De même, il faut que le socialisme conquière la bourgeoisie intellectuelle en luttant toujours au premier rang, pour l’humanité, pour la science, pour la pensée libre, pour la raison souveraine.
Il faut qu’il n’y ait pas, dans la démocratie bourgeoise, une seule question posée, question d’enseignement, d’art, d’impôt, où le socialisme ne prouve qu’il a dès aujourd’hui des solutions préparatoires supérieures, au pur point de vue démocratique et humain, aux solutions bourgeoises. Il faut qu’ainsi, il provoque, il oblige ses militants à un perpétuel effort d’étude et de pensée qui fera du Parti socialiste l’élite agissante et pensante de l’humanité.
C’est en ce sens de l’action continue et large qu’il faut compléter la méthode
révolutionnaire du socialisme, non pour affaiblir ou amortir son élan, mais
au contraire pour le multiplier.
On se méprend tout à fait sur les causes de l’agitation intellectuelle qui se produit en ce moment dans le Parti socialiste en Allemagne comme en France. Il n’y a ni déviation, ni compromission, mais croissance. Et ce n’est point parce que le socialisme a attiré à lui bien des éléments nouveaux et médiocrement préparés qu’il doit élargir sa méthode. Il ne s’agit ni de concession ni d’atténuation dans la doctrine. Mais c’est parce que partout le socialisme est maintenant une force, que comme toute force il veut et doit agir. Il veut
et doit se répandre. Il ne peut encore renverser la civilisation capitaliste. Attendra-t-il, immobile, frémissant, dévoré par une fièvre d’impatience vaine, que l’histoire ait sonné l’heure des grandes chutes et des grands avènements ? Non.
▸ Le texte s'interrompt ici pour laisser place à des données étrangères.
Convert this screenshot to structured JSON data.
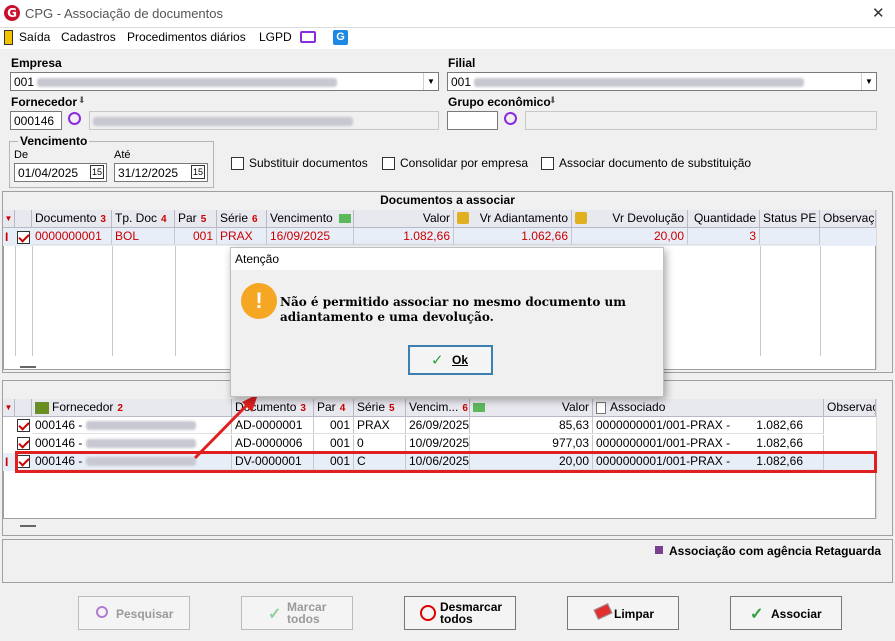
{
  "window": {
    "title": "CPG - Associação de documentos",
    "logo_letter": "G"
  },
  "menu": [
    "Saída",
    "Cadastros",
    "Procedimentos diários",
    "LGPD"
  ],
  "empresa": {
    "label": "Empresa",
    "value": "001"
  },
  "filial": {
    "label": "Filial",
    "value": "001"
  },
  "fornecedor": {
    "label": "Fornecedor",
    "value": "000146"
  },
  "grupo": {
    "label": "Grupo econômico",
    "value": ""
  },
  "vencimento": {
    "label": "Vencimento",
    "de_label": "De",
    "ate_label": "Até",
    "de": "01/04/2025",
    "ate": "31/12/2025",
    "cal": "15"
  },
  "options": [
    "Substituir documentos",
    "Consolidar por empresa",
    "Associar documento de substituição"
  ],
  "top_panel": {
    "title": "Documentos a associar",
    "headers": [
      "Documento",
      "Tp. Doc",
      "Par",
      "Série",
      "Vencimento",
      "Valor",
      "Vr Adiantamento",
      "Vr Devolução",
      "Quantidade",
      "Status PE",
      "Observaç"
    ],
    "sort": [
      "3",
      "4",
      "5",
      "6"
    ],
    "row": {
      "documento": "0000000001",
      "tpdoc": "BOL",
      "par": "001",
      "serie": "PRAX",
      "venc": "16/09/2025",
      "valor": "1.082,66",
      "adiant": "1.062,66",
      "devol": "20,00",
      "qtd": "3"
    }
  },
  "bottom_panel": {
    "headers": [
      "Fornecedor",
      "Documento",
      "Par",
      "Série",
      "Vencim...",
      "Valor",
      "Associado",
      "Observaç"
    ],
    "sort": [
      "2",
      "3",
      "4",
      "5",
      "6"
    ],
    "rows": [
      {
        "forn": "000146 -",
        "doc": "AD-0000001",
        "par": "001",
        "serie": "PRAX",
        "venc": "26/09/2025",
        "valor": "85,63",
        "assoc": "0000000001/001-PRAX -",
        "total": "1.082,66"
      },
      {
        "forn": "000146 -",
        "doc": "AD-0000006",
        "par": "001",
        "serie": "0",
        "venc": "10/09/2025",
        "valor": "977,03",
        "assoc": "0000000001/001-PRAX -",
        "total": "1.082,66"
      },
      {
        "forn": "000146 -",
        "doc": "DV-0000001",
        "par": "001",
        "serie": "C",
        "venc": "10/06/2025",
        "valor": "20,00",
        "assoc": "0000000001/001-PRAX -",
        "total": "1.082,66"
      }
    ]
  },
  "legend": "Associação com agência Retaguarda",
  "dialog": {
    "title": "Atenção",
    "message": "Não é permitido associar no mesmo documento um adiantamento e uma devolução.",
    "ok": "Ok",
    "icon_glyph": "!"
  },
  "buttons": {
    "pesquisar": "Pesquisar",
    "marcar": "Marcar todos",
    "desmarcar": "Desmarcar todos",
    "limpar": "Limpar",
    "associar": "Associar"
  },
  "colors": {
    "accent_red": "#e02020",
    "warning_orange": "#f5a623",
    "legend_purple": "#7b3f8f"
  }
}
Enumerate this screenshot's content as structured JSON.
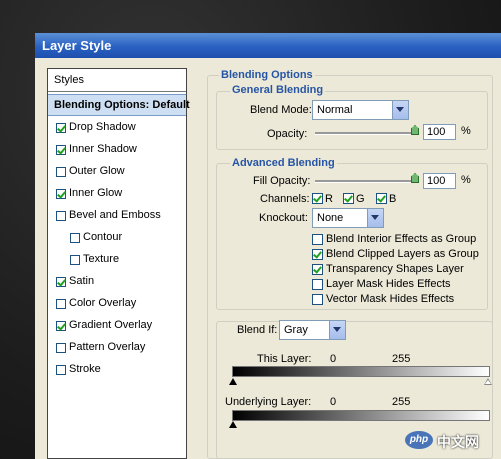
{
  "window": {
    "title": "Layer Style"
  },
  "sidebar": {
    "header": "Styles",
    "selected": "Blending Options: Default",
    "items": [
      {
        "label": "Drop Shadow",
        "checked": true
      },
      {
        "label": "Inner Shadow",
        "checked": true
      },
      {
        "label": "Outer Glow",
        "checked": false
      },
      {
        "label": "Inner Glow",
        "checked": true
      },
      {
        "label": "Bevel and Emboss",
        "checked": false
      },
      {
        "label": "Contour",
        "checked": false
      },
      {
        "label": "Texture",
        "checked": false
      },
      {
        "label": "Satin",
        "checked": true
      },
      {
        "label": "Color Overlay",
        "checked": false
      },
      {
        "label": "Gradient Overlay",
        "checked": true
      },
      {
        "label": "Pattern Overlay",
        "checked": false
      },
      {
        "label": "Stroke",
        "checked": false
      }
    ]
  },
  "blending": {
    "title": "Blending Options",
    "general": {
      "title": "General Blending",
      "blend_mode_label": "Blend Mode:",
      "blend_mode_value": "Normal",
      "opacity_label": "Opacity:",
      "opacity_value": "100",
      "unit": "%"
    },
    "advanced": {
      "title": "Advanced Blending",
      "fill_opacity_label": "Fill Opacity:",
      "fill_opacity_value": "100",
      "unit": "%",
      "channels_label": "Channels:",
      "channels": [
        {
          "label": "R",
          "checked": true
        },
        {
          "label": "G",
          "checked": true
        },
        {
          "label": "B",
          "checked": true
        }
      ],
      "knockout_label": "Knockout:",
      "knockout_value": "None",
      "options": [
        {
          "label": "Blend Interior Effects as Group",
          "checked": false
        },
        {
          "label": "Blend Clipped Layers as Group",
          "checked": true
        },
        {
          "label": "Transparency Shapes Layer",
          "checked": true
        },
        {
          "label": "Layer Mask Hides Effects",
          "checked": false
        },
        {
          "label": "Vector Mask Hides Effects",
          "checked": false
        }
      ]
    },
    "blend_if": {
      "label": "Blend If:",
      "value": "Gray",
      "this_layer_label": "This Layer:",
      "this_layer_min": "0",
      "this_layer_max": "255",
      "underlying_label": "Underlying Layer:",
      "underlying_min": "0",
      "underlying_max": "255"
    }
  },
  "watermark": {
    "logo": "php",
    "text": "中文网"
  }
}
Dès aujourd’hui il pénétrera de sa force, de sa pensée, de son action, la civilisation capitaliste elle-même, pour être plus apte à la remplacer.
Voilà le vrai sens de la crise de pensée qui remue profondément le Parti socialiste. Il ne s’agit pas, au fond, d’une lutte d’influence entre opportunistes et révolutionnaires du socialisme. Je ne nie point cette lutte, mais elle est greffée sur un conflit tout différent. Il s’agit d’un renouvellement et d’un agrandissement de la méthode révolutionnaire elle-même. »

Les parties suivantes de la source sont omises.